The herald patch and the other skin patches usually fritter away after 12 weeks. Sometimes it may take as many as five months before they disappear entirely. After the rashes fritters away, you may have areas of lightness or darkness on the skin that may take several months to fade. It is very rare for it to leave a scar behind.
The specific cause of pityriasis rosea is not known. It is believed that the rash may be triggered by viral infection particularly a strain of herpes virus. However, not the herpes virus that causes a cold sore. Pityriasis rosea is not contagious.
No skin or blood test indicates that you have pityriasis rosea. Doctors only have to follow the pityriasis rosea healing stages and take a careful physical examination and history of the skin. In the early stages, your dermatologist can perform blood tests or biopsies in to see whether the rash is from pityriasis rosea or if it is from other skin diseases. Often, the herald patch usually indicates that the condition is pityriasis rosea.
The first herald patch usually looks like ringworm. Moreover, it has been mistaken for psoriasis and eczema because of the similar scaly patches but not in the same distribution as pityriasis rosea.
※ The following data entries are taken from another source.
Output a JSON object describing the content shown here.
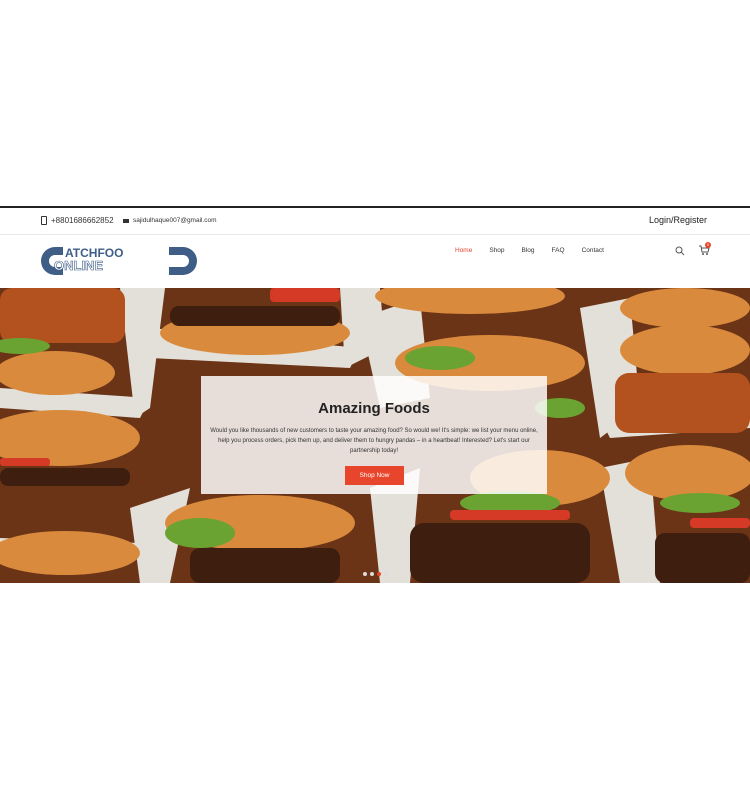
{
  "topbar": {
    "phone": "+8801686662852",
    "email": "sajidulhaque007@gmail.com",
    "login": "Login/Register"
  },
  "logo": {
    "line1": "ATCHFOO",
    "line2": "ONLINE",
    "letter_c": "C",
    "letter_d": "D"
  },
  "nav": {
    "items": [
      "Home",
      "Shop",
      "Blog",
      "FAQ",
      "Contact"
    ],
    "active": "Home"
  },
  "cart": {
    "count": "0"
  },
  "hero": {
    "title": "Amazing Foods",
    "text": "Would you like thousands of new customers to taste your amazing food? So would we! It's simple: we list your menu online, help you process orders, pick them up, and deliver them to hungry pandas – in a heartbeat! Interested? Let's start our partnership today!",
    "button": "Shop Now",
    "slides": 4,
    "active_slide": 2
  },
  "colors": {
    "accent": "#e8462c",
    "logo_blue": "#3f5e87"
  }
}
It may be misdiagnosed as:
If you contact pityriasis rosea as early as within the first 15 weeks of the pregnancy, there might be a higher chance of losing the pregnancy. Furthermore, children born from affected mothers are usually born prematurely. Since there is little intervention to be done concerning the condition, affected mothers can only be closely monitored for potential problems. Other times, your doctor can consider using acyclovir in treating pityriasis rosea.
Pityriasis rosea does not usually need treatment because it resolves spontaneously. Treatment is only required if the rash does not have significant symptoms. It clears up on its own in a period of six to nine weeks without medical help.
Itching, which is the primary common symptom, can be managed by a topical steroid cream, oral antihistamine or ultraviolet light. The duration of the rash will not be shortened, but the itchiness will be gone. Antihistamines usually cause drowsiness and sedation and help you have a better sleep at night. However, you are not advised to operate or drive any heavy machinery while under this medication.
You will have to avoid hot baths and showers and generally being overheated such as reducing your exercise routines.
Reduction of the duration of pityriasis rosea has been shown by the use of off-label antibiotic and antiviral medications such as erythromycin and Famvir or Zovirax. However, they have been proven not to be as effective in treating Pityriasis rosea and are not usually required during treatment.
Ultraviolet B light therapy usually involves a controlled exposure of UV B light therapy to the affected skin for a few minutes at regular intervals under the supervision of a skin specialist.
There is nothing much that can be done to prevent pityriasis rosea since the cause is not yet fully known.
Once you contract pityriasis rosea, you will have to let it take its course. You will have to use the available remedies to ease the discomfort and avoid the glares from strangers. Rashes can be covered up with loose cotton clothing. If you try one remedy and it does not work for you, try another one. The Christmas tree does not last forever; it will clear up in the few coming months!